= Kelly Lycan =

Canadian artist

Kelly Lycan is an installation and photo-based visual artist who lives and works in Vancouver, British Columbia.

== Life ==
Lycan studied Photography at Ryerson University in Toronto, Ontario (then Ryerson Polytechnical University), completed her BFA at the Nova Scotia College of Art and Design in Halifax in 1995, and completed her MFA at the University of Santa Barbara in California in 1998. As a solo artist she has exhibited at galleries across Canada and the United States including Presentation House Gallery, Plug In, Institute of Contemporary Art, and Mercer Union. As a member of the service based artist collective Instant Coffee, she has exhibited at The America's Society; Vancouver Art Gallery; Incheon Art Platform, South Korea; Yerba Buena Center, San Francisco; and the Art Gallery of Ontario.

== Artistic practice ==
Lycan's installation and photo-based practice explores the ways in which images and objects exist in the world, and "the way objects are valued, devalued, and revalued, dependent upon their place of display", Interested in the discrepancies between experience and reproduction, Lycan often re-purposes and re-contextualizes ordinary things, referencing the collections and methods of display found in museums, gift shops, and department stores. For example, for her 2014 exhibition Underglow at Presentation House Gallery, Lycan recreated the interior of the New York avant-garde art gallery 291 based on photographs taken by founder Alfred Stieglitz in 1906. Her dual employment of photography and sculpture suggests a fluid relationship between the specifics of each medium. Her work has been described as "funny, critical, and ironic all at once."

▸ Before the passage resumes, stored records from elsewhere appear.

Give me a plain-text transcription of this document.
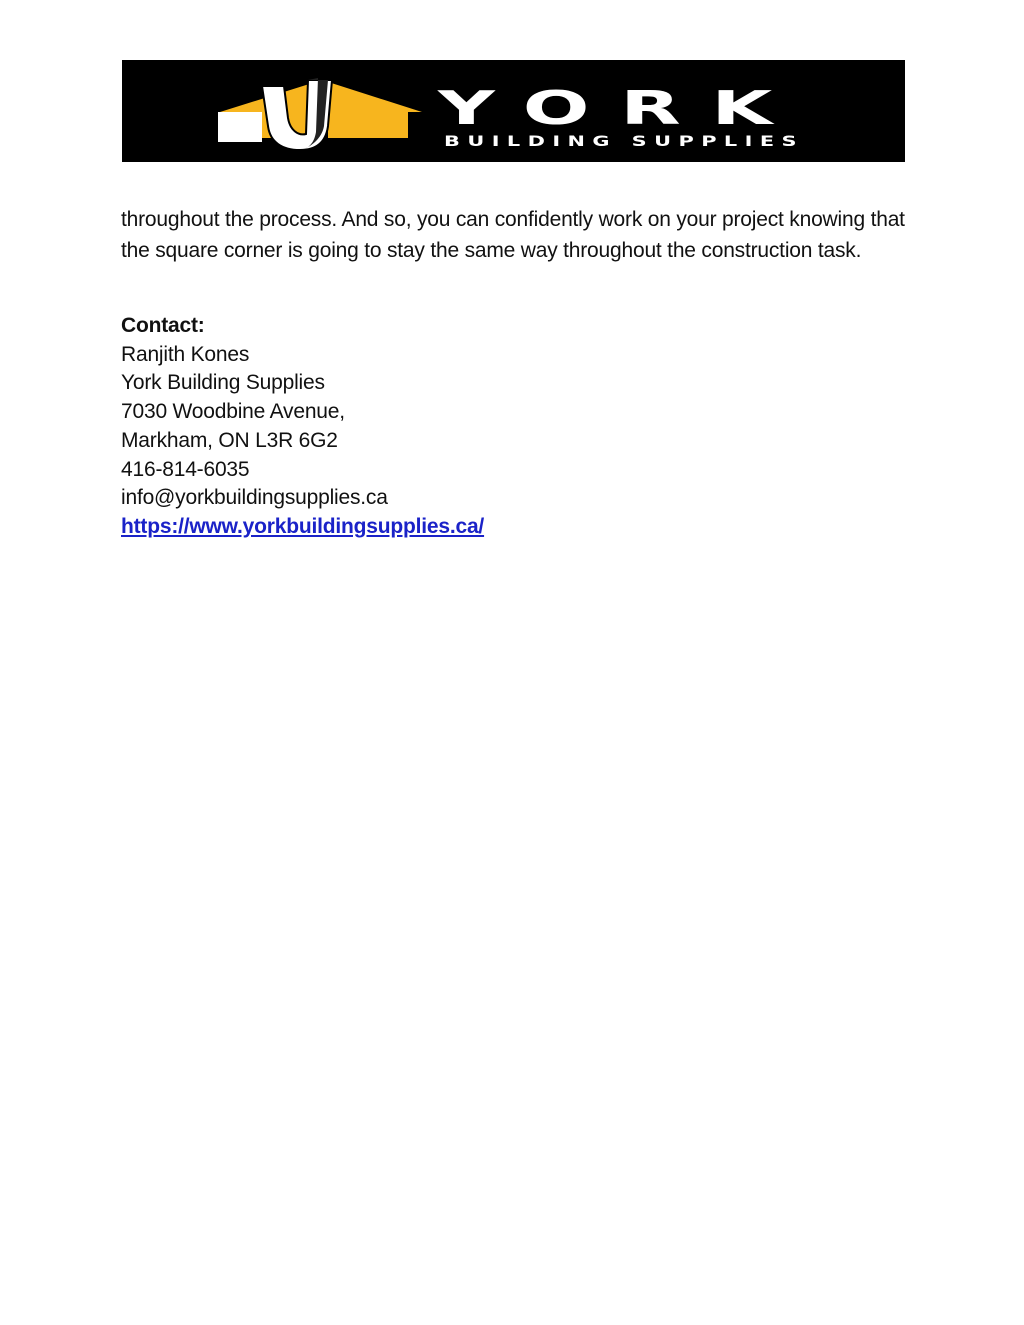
YORK
BUILDING SUPPLIES
throughout the process. And so, you can confidently work on your project knowing that the square corner is going to stay the same way throughout the construction task.
Contact:
Ranjith Kones
York Building Supplies
7030 Woodbine Avenue,
Markham, ON L3R 6G2
416-814-6035
info@yorkbuildingsupplies.ca
https://www.yorkbuildingsupplies.ca/
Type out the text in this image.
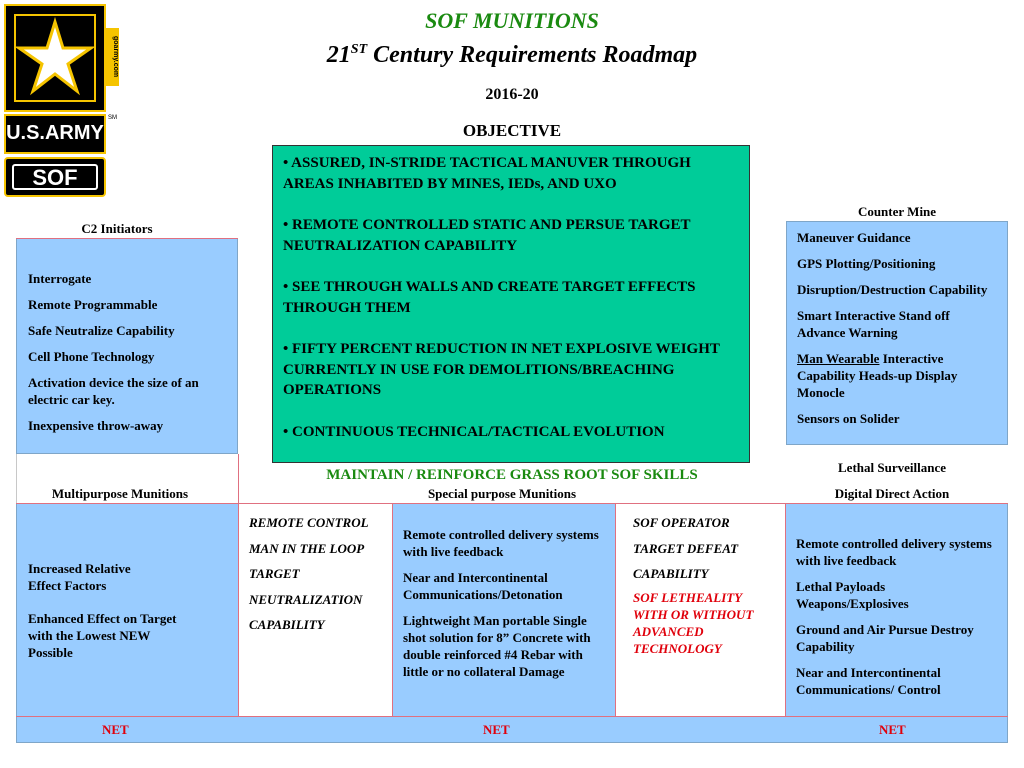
goarmy.com
U.S.ARMY
SM
SOF
SOF MUNITIONS
21ST Century Requirements Roadmap
2016-20
OBJECTIVE

• ASSURED, IN-STRIDE TACTICAL MANUVER THROUGH AREAS INHABITED BY MINES, IEDs, AND UXO

• REMOTE CONTROLLED STATIC AND PERSUE TARGET NEUTRALIZATION CAPABILITY

• SEE THROUGH WALLS AND CREATE TARGET EFFECTS THROUGH THEM

• FIFTY PERCENT REDUCTION IN NET EXPLOSIVE WEIGHT CURRENTLY IN USE FOR DEMOLITIONS/BREACHING OPERATIONS

• CONTINUOUS TECHNICAL/TACTICAL EVOLUTION

MAINTAIN / REINFORCE GRASS ROOT SOF SKILLS
C2 Initiators

Interrogate

Remote Programmable

Safe Neutralize Capability

Cell Phone Technology

Activation device the size of an electric car key.

Inexpensive throw-away

Counter Mine

Maneuver Guidance

GPS Plotting/Positioning

Disruption/Destruction Capability

Smart Interactive Stand off Advance Warning

Man Wearable Interactive Capability Heads-up Display Monocle

Sensors on Solider

Lethal Surveillance
Digital Direct Action
Multipurpose Munitions	Special purpose Munitions
Increased Relative Effect Factors
Enhanced Effect on Target with the Lowest NEW Possible
REMOTE CONTROL
MAN IN THE LOOP
TARGET
NEUTRALIZATION
CAPABILITY

Remote controlled delivery systems with live feedback

Near and Intercontinental Communications/Detonation

Lightweight Man portable Single shot solution for 8” Concrete with double reinforced #4 Rebar with little or no collateral Damage

SOF OPERATOR
TARGET DEFEAT
CAPABILITY
SOF LETHEALITY WITH OR WITHOUT ADVANCED TECHNOLOGY

Remote controlled delivery systems with live feedback

Lethal Payloads Weapons/Explosives

Ground and Air Pursue Destroy Capability

Near and Intercontinental Communications/ Control

NET	NET	NET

== Selected exhibitions ==
- White Hot, Gallery TPW, 2009
- Bronze Tinfoil Ball, OR Gallery, 2011
- Autobiography for No One, Simon Fraser University Gallery, 2014
- Underglow, Presentation House Gallery, 2014
- Ideas and Things, Kamloops Art Gallery, 2015
- Superimposition: Sculpture and Image, Plug In, Institute of Contemporary Art, 2016
- More Than Nothing, Burrard Art Foundation, 2016

== Awards ==
In 2016, Lycan won the VIVA Award from the Jack and Doris Shadbolt Foundation for the Visual Arts, an award given to mid-career BC artists. She was also the recipient of the City of Vancouver Live-Work Studio from 2012 to 2015, a competitive award that offers highly regarded Vancouver-based artists low-cost live-work studios for a period of three years in support of their artistic practice.